Sometimes those repeated tweets can help, however. Twitter users love spreading information, so a hot tweet like Wasch-busch’s might have been quickly copied and repeated, making it easier to uncover.

GOOGLE REALTIME
Google has its own social media search engine, Google Realtime, located at www.google.com/realtime. Google Realtime doesn’t have as many bells and whistles as some other sites, but its Twitter search interface is fast and clean and allows users to restrict searches to a geographical area.

GEO-TAGGING
The latest buzz-tech in social media is geo-tagging – embedding an exact or approximate location alongside a message or photo. Many cell phones include a GPS satellite-positioning chip, and that data is typically used to pinpoint a location. A reporter looking for sources can use the location data to differentiate between people close to the action and those simply repeating information from other sources.

BING MAPS
Perhaps one of the quickest ways to dig into Twitter’s geo-tagged tweets is through Microsoft’s Bing Maps, which you can access at www.bing.com/maps/explore/. Click on “maps apps” in the lower left-hand corner to find the Twitter app. This will show geo-tagged tweets in the map area displayed. You can move around the map and it will update dynamically. You can search local tweets or choose to display just those with images. There’s also an archive.

FLICKR
Another site that exploits geo-tagging is the photo-sharing website Flickr. Access www.flickr.com/map/ and take a virtual tour around the world to check it out.

CAUTION REQUIRED
As with any reporting from a distance, you should take extra care when mining Twitter to make sure you’re not falling prey to pranksters or misinterpreting a message. It’s easy for people to say they are in one place when in fact they are somewhere else. It’s also easy to get a Skype phone number in one country and pretend to be there. Fortunately, such instances are rare.

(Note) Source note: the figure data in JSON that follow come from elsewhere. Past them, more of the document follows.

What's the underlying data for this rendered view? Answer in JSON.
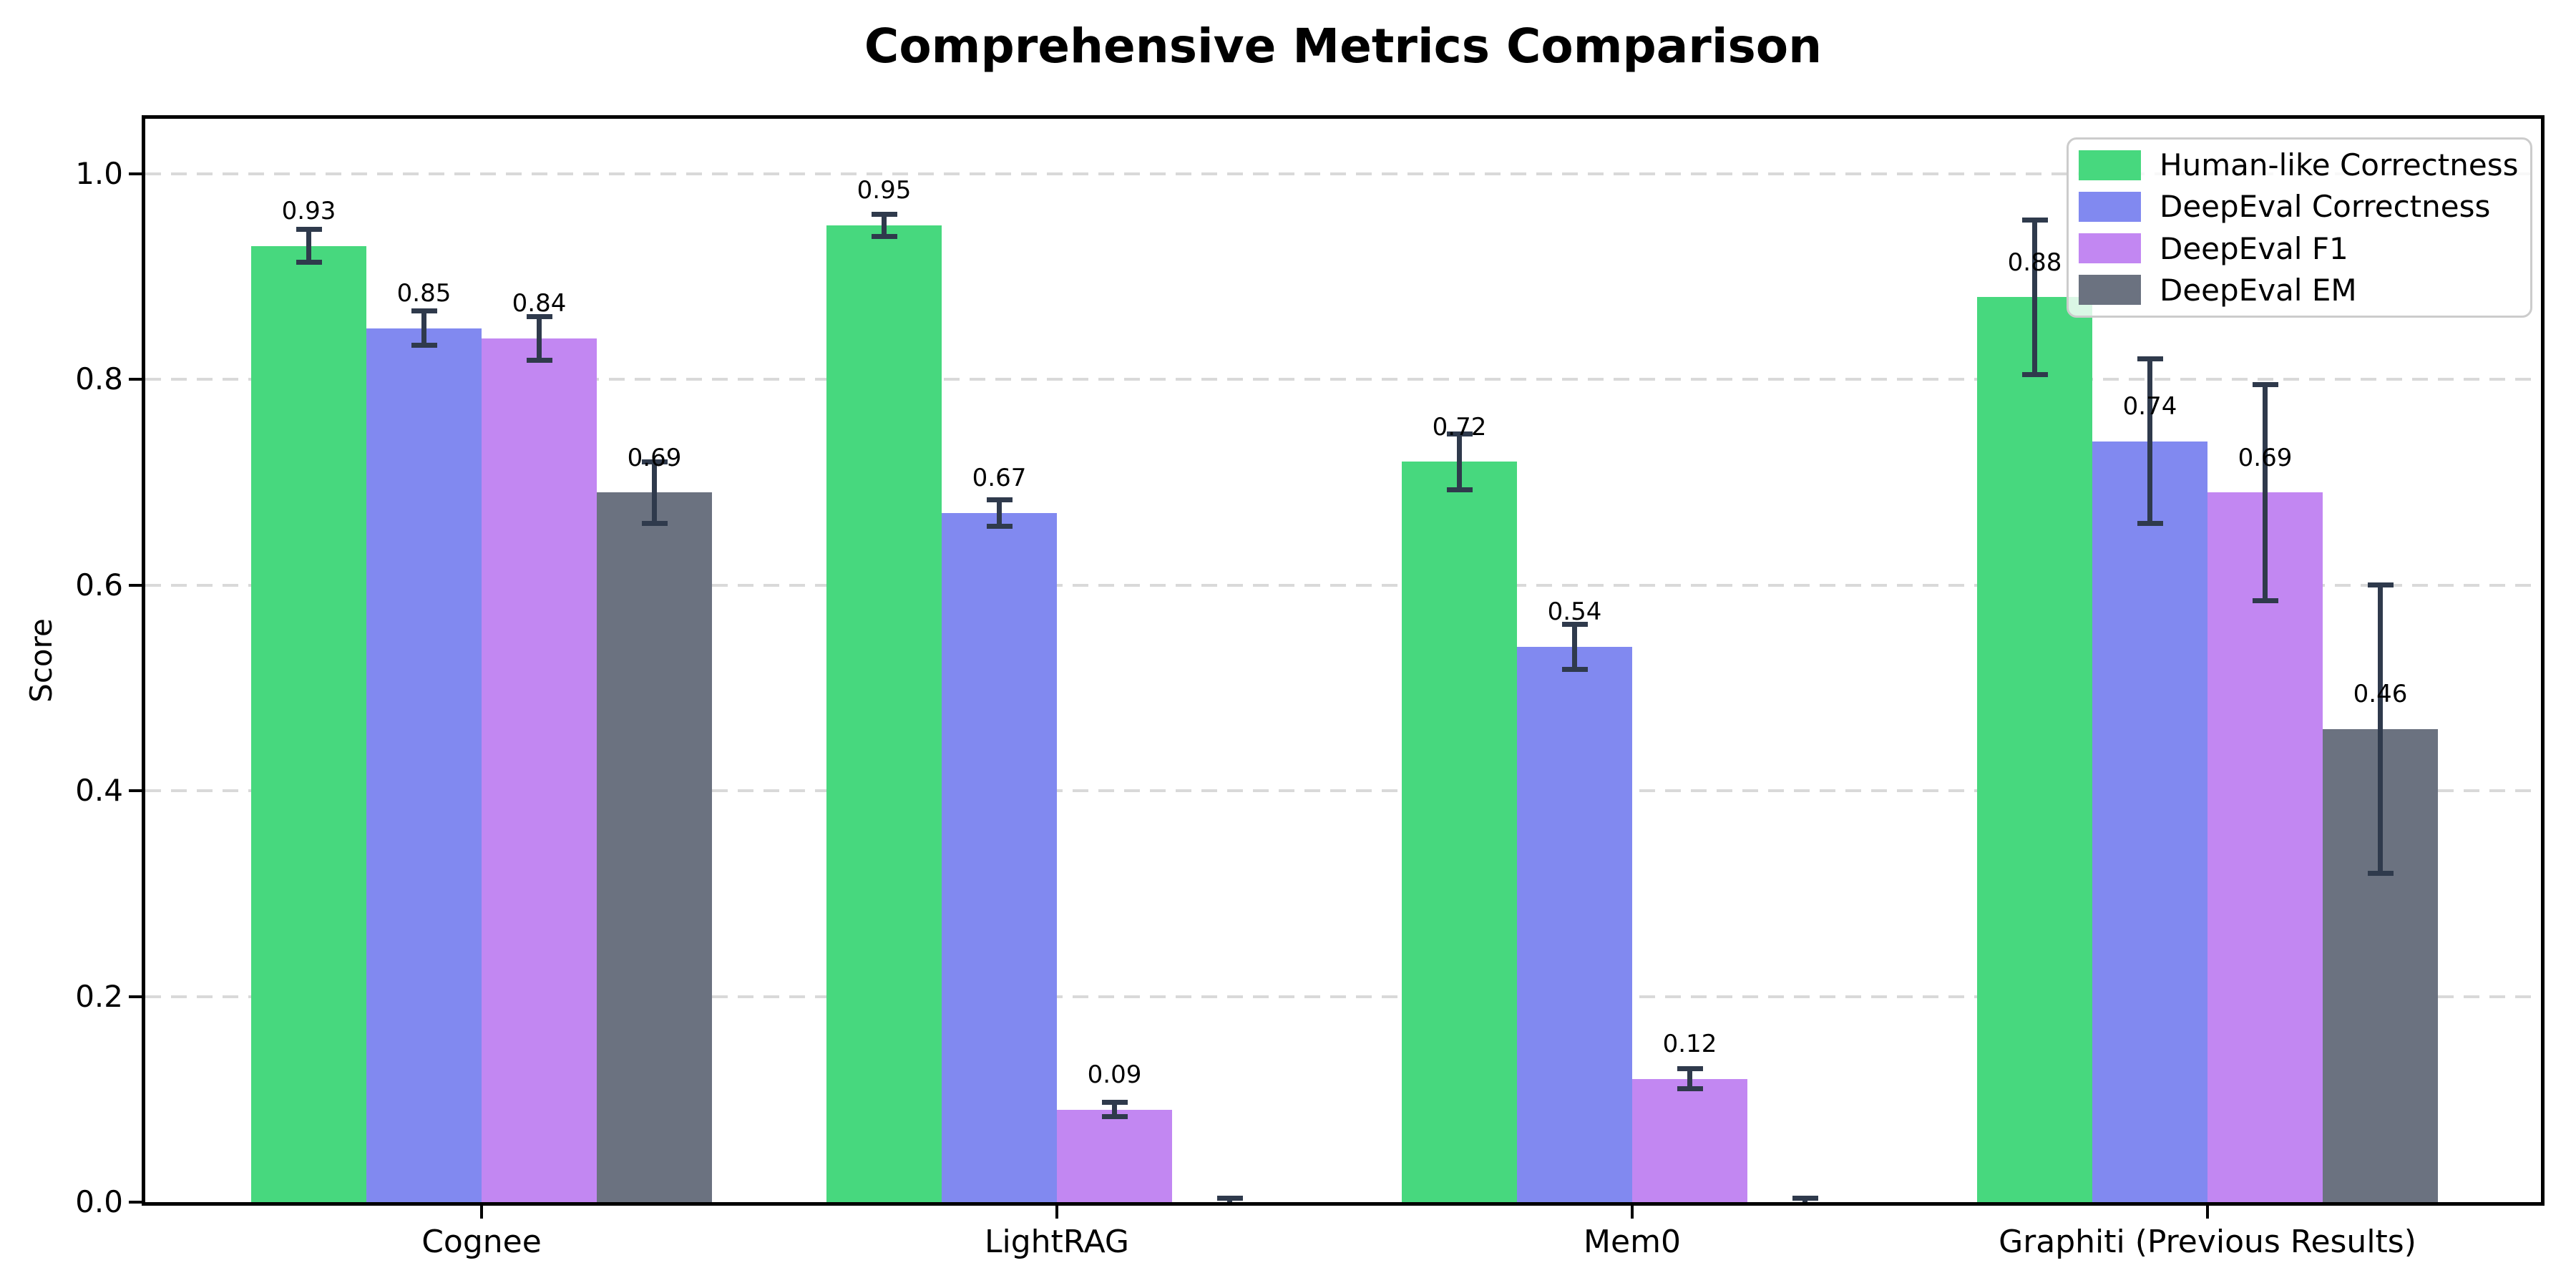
{
  "chart_data": {
    "type": "bar",
    "title": "Comprehensive Metrics Comparison",
    "xlabel": "",
    "ylabel": "Score",
    "ylim": [
      0,
      1.05
    ],
    "grid": "horizontal-dashed",
    "legend_position": "upper-right",
    "grid_color": "#d9d9d9",
    "error_bar_color": "#2f3a4c",
    "categories": [
      "Cognee",
      "LightRAG",
      "Mem0",
      "Graphiti (Previous Results)"
    ],
    "y_ticks": [
      "0.0",
      "0.2",
      "0.4",
      "0.6",
      "0.8",
      "1.0"
    ],
    "series": [
      {
        "name": "Human-like Correctness",
        "color": "#47d87e",
        "values": [
          0.93,
          0.95,
          0.72,
          0.88
        ],
        "errors": [
          0.016,
          0.011,
          0.027,
          0.075
        ],
        "labels": [
          "0.93",
          "0.95",
          "0.72",
          "0.88"
        ]
      },
      {
        "name": "DeepEval Correctness",
        "color": "#8189f0",
        "values": [
          0.85,
          0.67,
          0.54,
          0.74
        ],
        "errors": [
          0.017,
          0.013,
          0.022,
          0.08
        ],
        "labels": [
          "0.85",
          "0.67",
          "0.54",
          "0.74"
        ]
      },
      {
        "name": "DeepEval F1",
        "color": "#c287f2",
        "values": [
          0.84,
          0.09,
          0.12,
          0.69
        ],
        "errors": [
          0.021,
          0.007,
          0.01,
          0.105
        ],
        "labels": [
          "0.84",
          "0.09",
          "0.12",
          "0.69"
        ]
      },
      {
        "name": "DeepEval EM",
        "color": "#6b7280",
        "values": [
          0.69,
          0.0,
          0.0,
          0.46
        ],
        "errors": [
          0.03,
          0.004,
          0.004,
          0.14
        ],
        "labels": [
          "0.69",
          null,
          null,
          "0.46"
        ]
      }
    ]
  }
}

To help guard against these unforced errors, get to know Twitter before you use it for reporting. Starting an account and sending out tweets is a perfect way to do that. Even if you don’t want to send out tweets, you can create an account and follow others.

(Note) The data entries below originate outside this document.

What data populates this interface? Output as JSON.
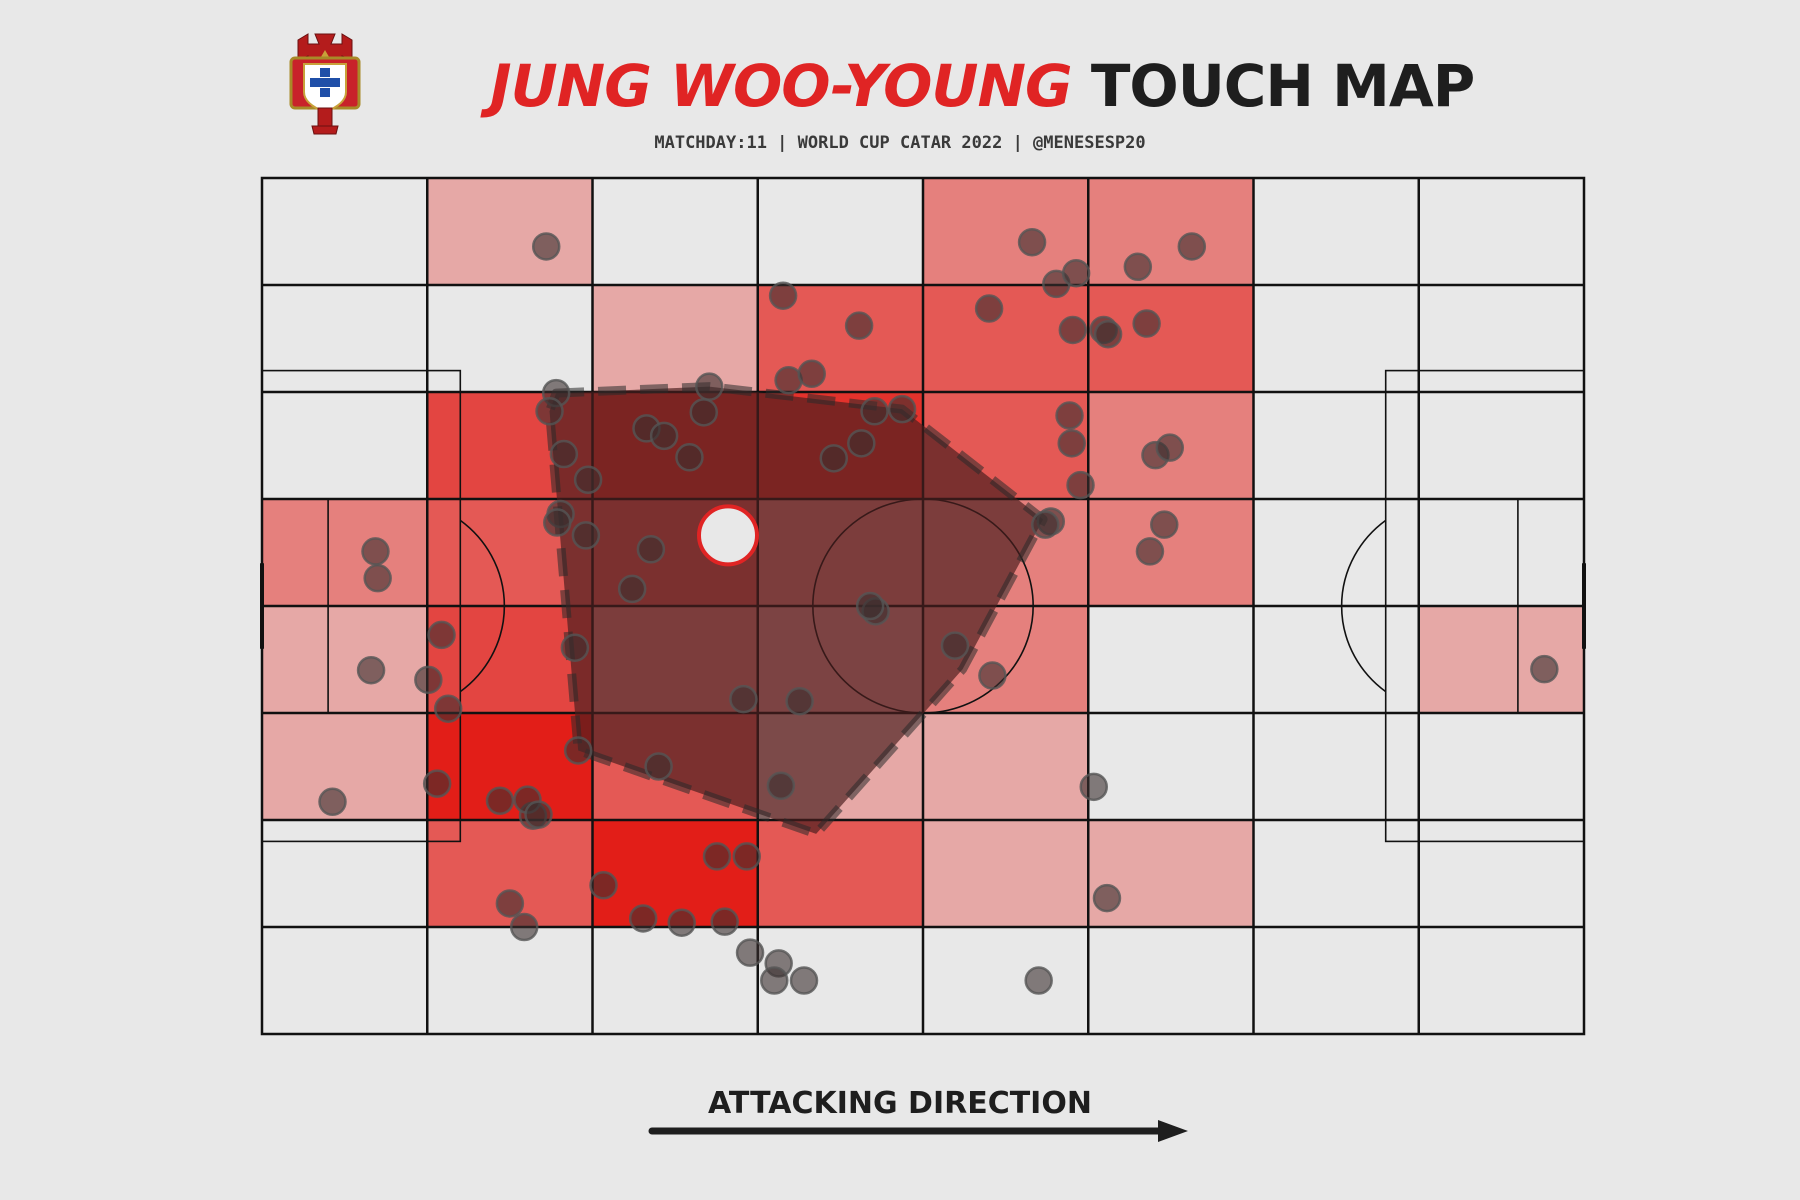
{
  "header": {
    "title_name": "JUNG WOO-YOUNG",
    "title_rest": "TOUCH MAP",
    "subtitle": "MATCHDAY:11 | WORLD CUP CATAR 2022 | @MENESESP20"
  },
  "footer": {
    "direction_label": "ATTACKING DIRECTION"
  },
  "colors": {
    "background": "#e8e8e8",
    "accent_red": "#e02424",
    "text_dark": "#1e1e1e",
    "touch_fill": "#3a2f2f",
    "hull_fill": "#4a1e1e"
  },
  "icons": {
    "crest": "portuguese-federation-crest-icon"
  },
  "chart_data": {
    "type": "heatmap",
    "pitch": {
      "length": 120,
      "width": 80
    },
    "grid": {
      "columns": 8,
      "rows": 8
    },
    "heatmap_counts": [
      [
        0,
        1,
        0,
        0,
        3,
        3,
        0,
        0
      ],
      [
        0,
        0,
        1,
        5,
        5,
        5,
        0,
        0
      ],
      [
        0,
        6,
        7,
        7,
        5,
        3,
        0,
        0
      ],
      [
        3,
        5,
        5,
        3,
        3,
        3,
        0,
        0
      ],
      [
        1,
        6,
        3,
        2,
        3,
        0,
        0,
        1
      ],
      [
        1,
        8,
        5,
        1,
        1,
        0,
        0,
        0
      ],
      [
        0,
        5,
        8,
        5,
        1,
        1,
        0,
        0
      ],
      [
        0,
        0,
        0,
        0,
        0,
        0,
        0,
        0
      ]
    ],
    "touches": [
      [
        25.8,
        6.4
      ],
      [
        69.9,
        6.0
      ],
      [
        72.1,
        9.9
      ],
      [
        73.9,
        8.9
      ],
      [
        79.5,
        8.3
      ],
      [
        84.4,
        6.4
      ],
      [
        47.3,
        11.0
      ],
      [
        54.2,
        13.8
      ],
      [
        66.0,
        12.2
      ],
      [
        73.6,
        14.2
      ],
      [
        76.4,
        14.2
      ],
      [
        76.8,
        14.6
      ],
      [
        80.3,
        13.6
      ],
      [
        47.8,
        18.9
      ],
      [
        49.9,
        18.3
      ],
      [
        40.6,
        19.5
      ],
      [
        26.7,
        20.1
      ],
      [
        26.1,
        21.8
      ],
      [
        40.1,
        21.9
      ],
      [
        55.6,
        21.8
      ],
      [
        58.1,
        21.6
      ],
      [
        73.3,
        22.2
      ],
      [
        34.9,
        23.4
      ],
      [
        36.5,
        24.1
      ],
      [
        54.4,
        24.8
      ],
      [
        73.5,
        24.8
      ],
      [
        81.1,
        25.9
      ],
      [
        82.4,
        25.2
      ],
      [
        27.4,
        25.8
      ],
      [
        38.8,
        26.1
      ],
      [
        51.9,
        26.2
      ],
      [
        29.6,
        28.2
      ],
      [
        74.3,
        28.7
      ],
      [
        27.1,
        31.4
      ],
      [
        26.8,
        32.2
      ],
      [
        71.6,
        32.1
      ],
      [
        71.1,
        32.4
      ],
      [
        81.9,
        32.4
      ],
      [
        29.4,
        33.4
      ],
      [
        35.3,
        34.7
      ],
      [
        80.6,
        34.9
      ],
      [
        10.3,
        34.9
      ],
      [
        10.5,
        37.4
      ],
      [
        33.6,
        38.4
      ],
      [
        55.7,
        40.5
      ],
      [
        55.2,
        40.0
      ],
      [
        62.9,
        43.7
      ],
      [
        16.3,
        42.7
      ],
      [
        28.4,
        43.9
      ],
      [
        9.9,
        46.0
      ],
      [
        15.1,
        46.9
      ],
      [
        66.3,
        46.5
      ],
      [
        43.7,
        48.7
      ],
      [
        48.8,
        48.9
      ],
      [
        116.4,
        45.9
      ],
      [
        16.9,
        49.6
      ],
      [
        28.7,
        53.5
      ],
      [
        36.0,
        55.0
      ],
      [
        15.9,
        56.6
      ],
      [
        47.1,
        56.8
      ],
      [
        75.5,
        56.9
      ],
      [
        6.4,
        58.3
      ],
      [
        21.6,
        58.2
      ],
      [
        24.6,
        59.6
      ],
      [
        24.1,
        58.1
      ],
      [
        25.1,
        59.5
      ],
      [
        44.0,
        63.4
      ],
      [
        41.3,
        63.4
      ],
      [
        22.5,
        67.8
      ],
      [
        31.0,
        66.1
      ],
      [
        23.8,
        70.0
      ],
      [
        34.6,
        69.2
      ],
      [
        38.1,
        69.6
      ],
      [
        42.0,
        69.5
      ],
      [
        44.3,
        72.4
      ],
      [
        46.9,
        73.4
      ],
      [
        46.5,
        75.0
      ],
      [
        49.2,
        75.0
      ],
      [
        76.7,
        67.3
      ],
      [
        70.5,
        75.0
      ]
    ],
    "average_position": [
      42.3,
      33.4
    ],
    "hull": [
      [
        26.7,
        20.1
      ],
      [
        40.6,
        19.5
      ],
      [
        58.1,
        21.6
      ],
      [
        70.9,
        31.9
      ],
      [
        63.6,
        45.9
      ],
      [
        50.3,
        61.3
      ],
      [
        28.7,
        53.5
      ],
      [
        26.1,
        21.8
      ]
    ]
  }
}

Your organization should have a policy on Internet and social media-sourced reporting (and if it doesn’t, you should push for one). Familiarize yourself with those guidelines and with social media, and you should find the latter an invaluable way to reach sources when news breaks. ❶

Martyn Williams is Tokyo bureau chief for IDG News Service and covers the vibrant IT and consumer electronics industries in Japan and South Korea in both text and video.